I hope that I am not misquoting some of what I have heard him say in the past. I started working with him in the early part of the year, and using his approach made substantial gains in three months, until health conditions precluded me from continuing.
I hope that this opens up a discussion among those that know a lot more than me about the best type of long distance riding for recreational athletes, which is likely most of us.
Steve had me do two hard trainer sessions, with an easy hour of riding the day between the sessions and the day after the second session.
The long Sunday ride built up in length over time but included 25-minute sessions at tempo or just above, interspersed with 30 minutes of zone 1 of 3 easy sections if I remember well, rather than the classic 3-4 hour only 65-70% max HR endurance ride, although the rides were about as long.
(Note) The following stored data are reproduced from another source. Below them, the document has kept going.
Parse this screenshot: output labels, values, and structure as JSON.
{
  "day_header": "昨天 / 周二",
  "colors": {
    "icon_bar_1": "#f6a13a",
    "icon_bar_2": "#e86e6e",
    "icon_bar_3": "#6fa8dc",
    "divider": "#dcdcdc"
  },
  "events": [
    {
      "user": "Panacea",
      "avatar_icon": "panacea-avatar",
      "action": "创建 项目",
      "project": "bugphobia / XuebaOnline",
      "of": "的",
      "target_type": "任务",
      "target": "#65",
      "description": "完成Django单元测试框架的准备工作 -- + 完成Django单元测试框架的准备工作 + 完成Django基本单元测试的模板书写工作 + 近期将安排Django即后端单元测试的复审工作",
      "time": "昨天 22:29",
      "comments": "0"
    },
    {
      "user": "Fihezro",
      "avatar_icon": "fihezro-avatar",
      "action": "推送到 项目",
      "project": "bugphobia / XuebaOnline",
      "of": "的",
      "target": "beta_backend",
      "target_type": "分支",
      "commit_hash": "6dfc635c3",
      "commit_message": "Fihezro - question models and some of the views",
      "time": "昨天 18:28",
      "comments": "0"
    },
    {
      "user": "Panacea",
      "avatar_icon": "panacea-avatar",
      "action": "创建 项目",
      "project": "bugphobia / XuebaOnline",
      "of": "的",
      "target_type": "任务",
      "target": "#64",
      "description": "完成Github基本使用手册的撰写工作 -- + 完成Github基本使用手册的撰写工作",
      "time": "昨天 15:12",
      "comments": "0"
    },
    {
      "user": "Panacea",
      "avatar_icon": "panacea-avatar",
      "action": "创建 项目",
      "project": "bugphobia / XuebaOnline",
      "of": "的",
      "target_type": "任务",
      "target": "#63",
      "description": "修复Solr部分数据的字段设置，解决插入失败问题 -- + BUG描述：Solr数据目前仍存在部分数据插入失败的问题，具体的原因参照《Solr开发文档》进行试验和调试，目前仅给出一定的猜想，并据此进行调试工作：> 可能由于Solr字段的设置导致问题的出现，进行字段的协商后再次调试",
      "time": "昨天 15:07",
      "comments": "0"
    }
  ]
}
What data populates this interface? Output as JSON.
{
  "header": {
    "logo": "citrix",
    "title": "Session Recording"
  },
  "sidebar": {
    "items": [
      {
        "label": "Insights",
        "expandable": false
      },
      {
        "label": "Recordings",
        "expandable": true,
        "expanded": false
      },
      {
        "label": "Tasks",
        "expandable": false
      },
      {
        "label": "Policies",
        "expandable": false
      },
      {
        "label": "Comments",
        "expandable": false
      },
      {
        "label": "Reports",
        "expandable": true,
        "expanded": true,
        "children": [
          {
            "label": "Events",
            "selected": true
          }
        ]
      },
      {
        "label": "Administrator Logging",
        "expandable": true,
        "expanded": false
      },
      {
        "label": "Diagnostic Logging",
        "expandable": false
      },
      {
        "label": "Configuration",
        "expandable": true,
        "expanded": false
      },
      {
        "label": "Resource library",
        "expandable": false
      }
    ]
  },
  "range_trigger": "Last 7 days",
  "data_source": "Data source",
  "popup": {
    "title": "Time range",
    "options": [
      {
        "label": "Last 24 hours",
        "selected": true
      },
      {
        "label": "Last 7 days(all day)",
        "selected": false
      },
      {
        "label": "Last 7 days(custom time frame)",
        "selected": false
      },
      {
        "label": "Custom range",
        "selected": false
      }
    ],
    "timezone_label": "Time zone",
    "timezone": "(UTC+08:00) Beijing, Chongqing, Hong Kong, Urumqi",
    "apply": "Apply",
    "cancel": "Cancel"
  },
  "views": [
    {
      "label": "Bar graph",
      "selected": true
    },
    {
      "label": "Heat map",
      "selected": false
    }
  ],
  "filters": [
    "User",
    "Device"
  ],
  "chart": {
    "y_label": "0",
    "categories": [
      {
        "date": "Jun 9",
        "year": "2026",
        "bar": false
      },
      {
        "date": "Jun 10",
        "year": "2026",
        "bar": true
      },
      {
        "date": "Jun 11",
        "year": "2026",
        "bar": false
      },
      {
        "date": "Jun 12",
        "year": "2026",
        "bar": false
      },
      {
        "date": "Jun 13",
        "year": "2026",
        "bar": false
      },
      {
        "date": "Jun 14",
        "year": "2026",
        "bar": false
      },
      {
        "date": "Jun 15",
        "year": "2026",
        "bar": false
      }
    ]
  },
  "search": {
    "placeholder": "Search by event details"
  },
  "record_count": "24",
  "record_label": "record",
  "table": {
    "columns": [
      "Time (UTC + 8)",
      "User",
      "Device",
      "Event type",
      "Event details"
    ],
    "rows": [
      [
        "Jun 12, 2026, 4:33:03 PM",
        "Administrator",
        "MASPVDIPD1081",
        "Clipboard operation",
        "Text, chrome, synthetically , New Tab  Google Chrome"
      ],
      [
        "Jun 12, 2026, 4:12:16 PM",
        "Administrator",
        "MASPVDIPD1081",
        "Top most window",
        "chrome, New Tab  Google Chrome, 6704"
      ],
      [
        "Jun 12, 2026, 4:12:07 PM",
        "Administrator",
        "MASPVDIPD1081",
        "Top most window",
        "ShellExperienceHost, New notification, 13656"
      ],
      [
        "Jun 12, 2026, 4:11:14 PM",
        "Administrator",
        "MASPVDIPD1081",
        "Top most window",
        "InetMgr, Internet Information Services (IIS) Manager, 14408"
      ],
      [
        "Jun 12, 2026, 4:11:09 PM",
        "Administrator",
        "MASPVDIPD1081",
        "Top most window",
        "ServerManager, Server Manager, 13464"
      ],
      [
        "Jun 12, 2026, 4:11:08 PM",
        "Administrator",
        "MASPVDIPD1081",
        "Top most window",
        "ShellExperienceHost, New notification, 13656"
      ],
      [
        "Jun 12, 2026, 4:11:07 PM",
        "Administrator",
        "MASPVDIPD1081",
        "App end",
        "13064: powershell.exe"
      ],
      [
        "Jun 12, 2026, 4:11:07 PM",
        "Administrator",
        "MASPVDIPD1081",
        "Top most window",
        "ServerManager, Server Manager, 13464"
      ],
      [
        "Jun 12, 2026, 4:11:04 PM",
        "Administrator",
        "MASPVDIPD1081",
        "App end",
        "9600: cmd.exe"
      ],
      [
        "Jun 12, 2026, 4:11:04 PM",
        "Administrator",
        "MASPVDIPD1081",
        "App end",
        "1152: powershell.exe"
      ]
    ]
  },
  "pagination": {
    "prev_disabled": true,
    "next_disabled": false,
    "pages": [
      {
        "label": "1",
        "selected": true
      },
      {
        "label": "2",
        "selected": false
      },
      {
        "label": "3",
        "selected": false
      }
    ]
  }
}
I remember him saying those long very easy endurance rides worked best if you had 15 hours a week to spare on the bike, but would not do much for the 7-hr week riders.
Looking forward to what comes out of this discussion.
Steve wrote:
"Yes I agree on the raise fatmax like FTP (although I don’t agree in FTP as it is screwed up emoji face here)
I was just try to say that I have no experience in limiting carbs early in a ride myself.
However, I would say that looking at not using carbs or starting a ride fasted does not always lead to a person burning, using, utilizing more fat…this I have seen on my metabolic cart.
I also know @micomico pretty well and sometimes training in this zone 1/2 range for certain people at certain times will NOT lead to overall fitness gains. I have seen this in many athletes trying to follow a zone 2/fatmax protocol, or polarization training plan. If there fat max is 100 watts, and they use this alone to ride their endurance with a 250-300 watt maximal aerobic power, they will train too easy during endurance and NOT improve.
On a bit of a rant here, but many cyclists who are trying to improve try to follow an idea that doesn’t make sense for them at that time.
It does matter what you are after. I just find that most recreational athletes trying to improve are focusing on the wrong thing when they begin, which holds them back from improving.